Every state has a unique approach to punishment following a conviction for driving under the influence. Some states have set harsh punishments for even a first conviction while others such as Mississippi have a program for first-time offenders that actually allows for a temporary drivers license under certain circumstances. Jail time for a first offense can also be limited to 48 hours. However, those who are cited more than once can expect harsher results. Additionally, alcohol use while driving is not the only substance that can result in a DUI charge. Investigating officers who determine that a suspect could be impaired can hold a driver for blood testing when a judge will issue a warrant. Here is what a convicted impaired driver can expect from the court after a conviction.
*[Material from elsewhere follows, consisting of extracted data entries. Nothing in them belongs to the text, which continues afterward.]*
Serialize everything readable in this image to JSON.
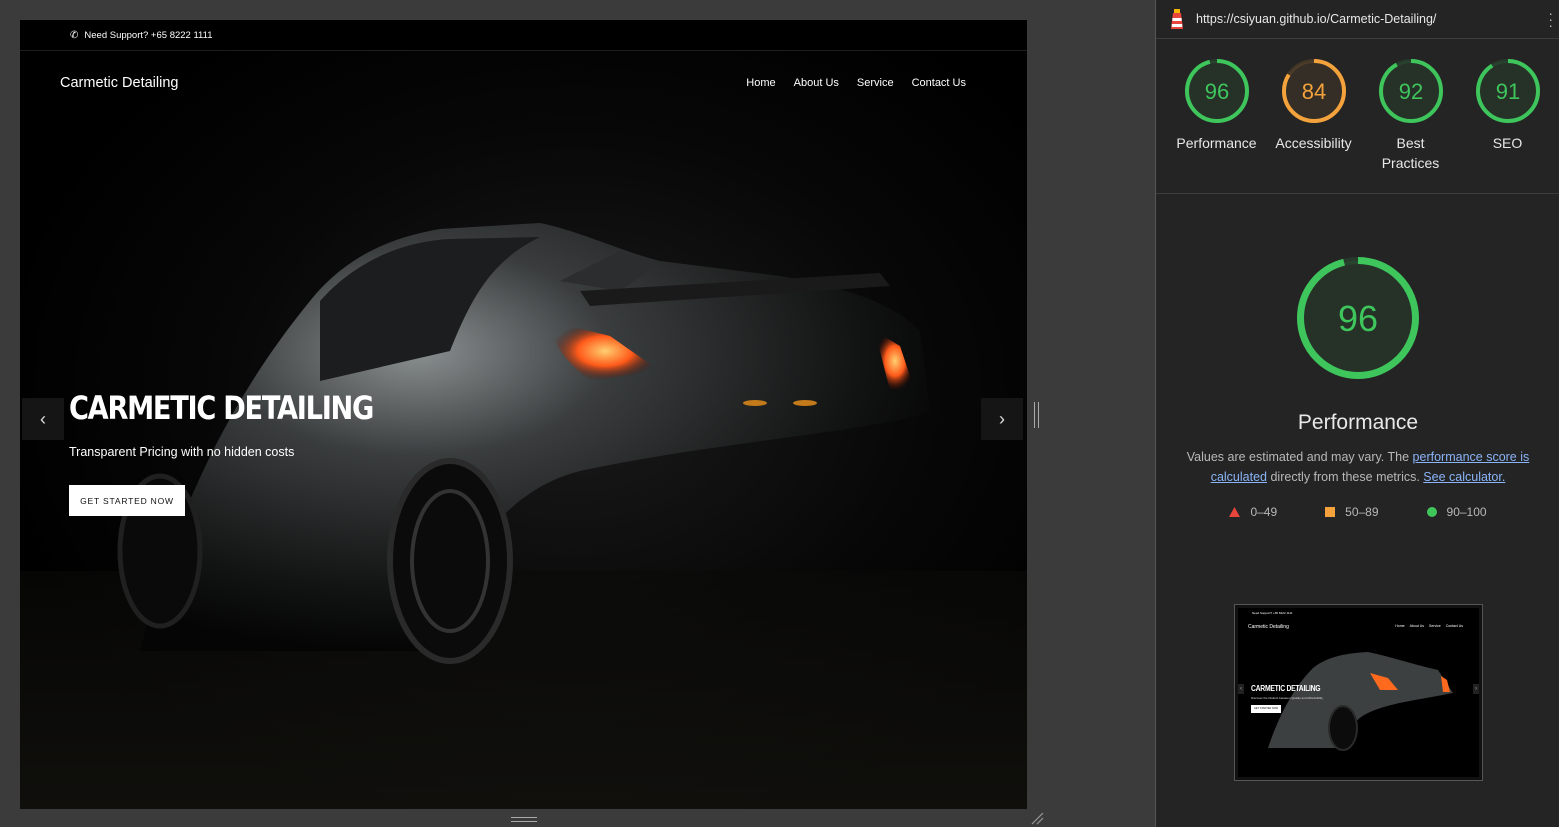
{
  "site": {
    "support_text": "Need Support? +65 8222 1111",
    "brand": "Carmetic Detailing",
    "nav": [
      "Home",
      "About Us",
      "Service",
      "Contact Us"
    ],
    "hero_title": "CARMETIC DETAILING",
    "hero_subtitle": "Transparent Pricing with no hidden costs",
    "cta_label": "GET STARTED NOW"
  },
  "panel": {
    "url": "https://csiyuan.github.io/Carmetic-Detailing/",
    "gauges": [
      {
        "label": "Performance",
        "score": 96,
        "color": "#3ec65c"
      },
      {
        "label": "Accessibility",
        "score": 84,
        "color": "#f4a33c"
      },
      {
        "label": "Best Practices",
        "score": 92,
        "color": "#3ec65c"
      },
      {
        "label": "SEO",
        "score": 91,
        "color": "#3ec65c"
      }
    ],
    "main_score": 96,
    "main_label": "Performance",
    "desc_prefix": "Values are estimated and may vary. The ",
    "desc_link1": "performance score is calculated",
    "desc_mid": " directly from these metrics. ",
    "desc_link2": "See calculator.",
    "legend": [
      {
        "range": "0–49",
        "shape": "triangle",
        "color": "#e8453c"
      },
      {
        "range": "50–89",
        "shape": "square",
        "color": "#f4a33c"
      },
      {
        "range": "90–100",
        "shape": "circle",
        "color": "#3ec65c"
      }
    ],
    "thumb": {
      "support_text": "Need Support? +65 8222 1111",
      "brand": "Carmetic Detailing",
      "nav": [
        "Home",
        "About Us",
        "Service",
        "Contact Us"
      ],
      "hero_title": "CARMETIC DETAILING",
      "hero_subtitle": "Discover the Distinct between Quality and Affordability",
      "cta_label": "GET STARTED NOW"
    }
  }
}
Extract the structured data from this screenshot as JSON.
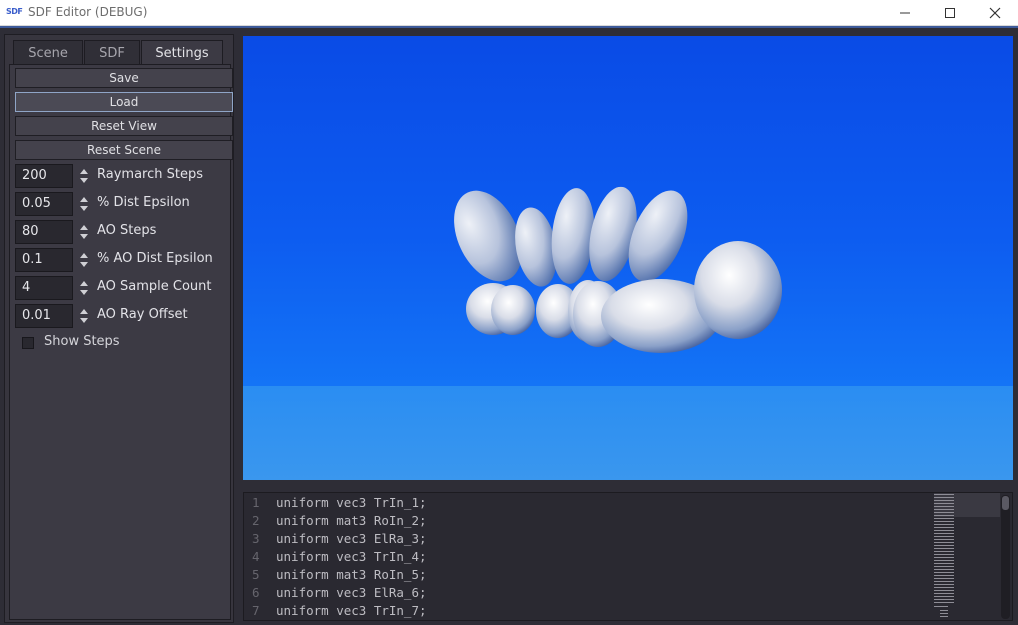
{
  "window": {
    "app_icon_text": "SDF",
    "title": "SDF Editor (DEBUG)"
  },
  "tabs": [
    {
      "label": "Scene",
      "active": false
    },
    {
      "label": "SDF",
      "active": false
    },
    {
      "label": "Settings",
      "active": true
    }
  ],
  "settings": {
    "buttons": {
      "save": "Save",
      "load": "Load",
      "reset_view": "Reset View",
      "reset_scene": "Reset Scene"
    },
    "fields": [
      {
        "value": "200",
        "label": "Raymarch Steps"
      },
      {
        "value": "0.05",
        "label": "% Dist Epsilon"
      },
      {
        "value": "80",
        "label": "AO Steps"
      },
      {
        "value": "0.1",
        "label": "% AO Dist Epsilon"
      },
      {
        "value": "4",
        "label": "AO Sample Count"
      },
      {
        "value": "0.01",
        "label": "AO Ray Offset"
      }
    ],
    "show_steps": {
      "label": "Show Steps",
      "checked": false
    }
  },
  "editor": {
    "lines": [
      {
        "n": "1",
        "code": "uniform vec3 TrIn_1;"
      },
      {
        "n": "2",
        "code": "uniform mat3 RoIn_2;"
      },
      {
        "n": "3",
        "code": "uniform vec3 ElRa_3;"
      },
      {
        "n": "4",
        "code": "uniform vec3 TrIn_4;"
      },
      {
        "n": "5",
        "code": "uniform mat3 RoIn_5;"
      },
      {
        "n": "6",
        "code": "uniform vec3 ElRa_6;"
      },
      {
        "n": "7",
        "code": "uniform vec3 TrIn_7;"
      }
    ]
  },
  "colors": {
    "accent": "#3d5a9a",
    "sky_top": "#0a4be6",
    "sky_bottom": "#1a86f4",
    "panel_bg": "#3c3a44"
  },
  "icons": [
    "app-icon",
    "minimize-icon",
    "maximize-icon",
    "close-icon",
    "spin-arrows-icon"
  ]
}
Mississippi uses a minimal incarceration policy for convicted DUI defendants compared to many other states. The maximum jail term for a first conviction is 48 hours detention. Those convicted for a second impaired driving charge can receive from five days up to six months. Multiple repeat offenders can be jailed significantly longer within a 1 to 5 year range depending on material case evidence. Aggravated charges can result in 5 to 25 years incarceration in the event of an accident producing serious injuries or death.
All convicted impaired driving defendants are also assigned some level of fine based on case evidence. Amounts can range from $250 to $1000 for a first conviction with $600-$1500 for a second conviction and $2000-$5000 for a third.
License suspension is also part of the punishment schedule, but Mississippi actually does allow for a temporary license issuance upon conviction for a first offense. Defendants must install an electronic ignition interlock in their vehicle in exchange for the issuance of a 30-day temporary driving permit. Any subsequent extensions must be requested upon completion of the initial temporary period.